Clearly not. His characters are ciphers, except for Benicio del Toro, who has a dapper cameo as Whaley's predecessor; and Spacey, who triumphs because he wields sarcasm the way other people wield machetes. Oh, and because he's the finest, most vibrant American actor around. The role isn't worthy of him - he has no room for manoeuvre - but he lends Buddy a complexity that isn't in the screenplay. With his iron will and perishing wit, Spacey always retains the upper hand, even when he's covered in purple sores and tabasco sauce.
The film fails on every technical level, too. No wonder Huang is so miffed at Hollywood - until he brushes up on pacing a picture, and composing and blocking scenes, and sustaining suspense, he'll be lucky not to spend the rest of his days parking cars there. And rightly so - his elitist attitude is contemptible. He establishes a spurious battle between independent cinema and Hollywood, wherein only one can be victorious. That's a terribly naive attitude. Hollywood is perfectly capable of producing masterpieces - ET, say, or The Godfather Part II, or Speed. Equally, the independent sector is not above botch jobs - like a certain Swimming with Sharks, for instance.

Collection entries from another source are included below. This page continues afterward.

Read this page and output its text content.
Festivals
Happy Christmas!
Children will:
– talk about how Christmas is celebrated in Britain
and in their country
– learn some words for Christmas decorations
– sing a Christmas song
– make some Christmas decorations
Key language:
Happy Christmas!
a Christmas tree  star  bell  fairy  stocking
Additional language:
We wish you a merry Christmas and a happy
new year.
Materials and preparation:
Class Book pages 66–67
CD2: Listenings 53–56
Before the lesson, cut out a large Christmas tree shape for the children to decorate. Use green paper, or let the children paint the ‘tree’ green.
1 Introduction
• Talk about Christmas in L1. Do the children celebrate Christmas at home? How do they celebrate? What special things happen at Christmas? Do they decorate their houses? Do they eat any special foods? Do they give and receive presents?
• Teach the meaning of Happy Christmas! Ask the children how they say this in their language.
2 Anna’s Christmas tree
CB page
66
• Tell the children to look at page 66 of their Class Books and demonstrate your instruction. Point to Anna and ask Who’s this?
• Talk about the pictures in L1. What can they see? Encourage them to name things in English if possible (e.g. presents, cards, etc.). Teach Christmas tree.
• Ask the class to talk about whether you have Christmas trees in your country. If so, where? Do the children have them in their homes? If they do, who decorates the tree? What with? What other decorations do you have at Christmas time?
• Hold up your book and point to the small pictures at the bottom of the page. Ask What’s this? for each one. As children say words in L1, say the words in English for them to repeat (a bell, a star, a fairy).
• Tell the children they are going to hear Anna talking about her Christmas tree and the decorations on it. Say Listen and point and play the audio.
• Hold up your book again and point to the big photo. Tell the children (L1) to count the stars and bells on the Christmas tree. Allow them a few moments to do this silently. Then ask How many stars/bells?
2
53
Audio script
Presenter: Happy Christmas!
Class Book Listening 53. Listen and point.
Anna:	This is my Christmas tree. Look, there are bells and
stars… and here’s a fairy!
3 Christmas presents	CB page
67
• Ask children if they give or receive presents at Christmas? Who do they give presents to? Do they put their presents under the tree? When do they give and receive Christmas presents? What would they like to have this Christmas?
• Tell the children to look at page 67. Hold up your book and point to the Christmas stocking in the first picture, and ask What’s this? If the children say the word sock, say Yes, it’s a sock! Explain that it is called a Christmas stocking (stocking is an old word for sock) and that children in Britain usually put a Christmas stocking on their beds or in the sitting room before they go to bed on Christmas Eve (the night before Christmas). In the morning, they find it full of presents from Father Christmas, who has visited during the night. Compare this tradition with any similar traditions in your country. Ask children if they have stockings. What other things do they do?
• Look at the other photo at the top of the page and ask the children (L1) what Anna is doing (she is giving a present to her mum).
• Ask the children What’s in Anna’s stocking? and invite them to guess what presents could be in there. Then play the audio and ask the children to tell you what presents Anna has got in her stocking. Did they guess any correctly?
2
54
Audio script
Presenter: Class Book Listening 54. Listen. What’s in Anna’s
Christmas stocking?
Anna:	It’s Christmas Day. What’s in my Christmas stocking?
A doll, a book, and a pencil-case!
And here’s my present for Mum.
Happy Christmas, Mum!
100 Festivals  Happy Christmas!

But not Nadja, an arch black-and-white comedy about vampires in New York (imagine Dracula re-written by Tama Janowitz). Elina Lowensohn and Jared Harris play vampire twins who get the frighteners put on them when Dr Van Helsing (Peter Fonda) hammers a stake into their father's heart. The writer-director Michael Almereyda treats vampirism the way Terry Gilliam approaches time-travel in the forthcoming Twelve Monkeys: as a metaphor for 20th-century chaos and malaise. It works, too - even at its most metaphysical, it remains dryly funny, and the pixelvision sections (shot on a foggy Fisher Price toy camera) are hallucinatory. Artery-licking good.
Just time to direct you to the pristine new print of the cruel and cunning North by Northwest. Cary Grant gets hounded by a crop-dusting plane ("dustin' where there ain't no crops"), Eva Marie Saint turns lighting a match into an act of thrilling sensuality, and Hitchcock is on his most wicked behaviour.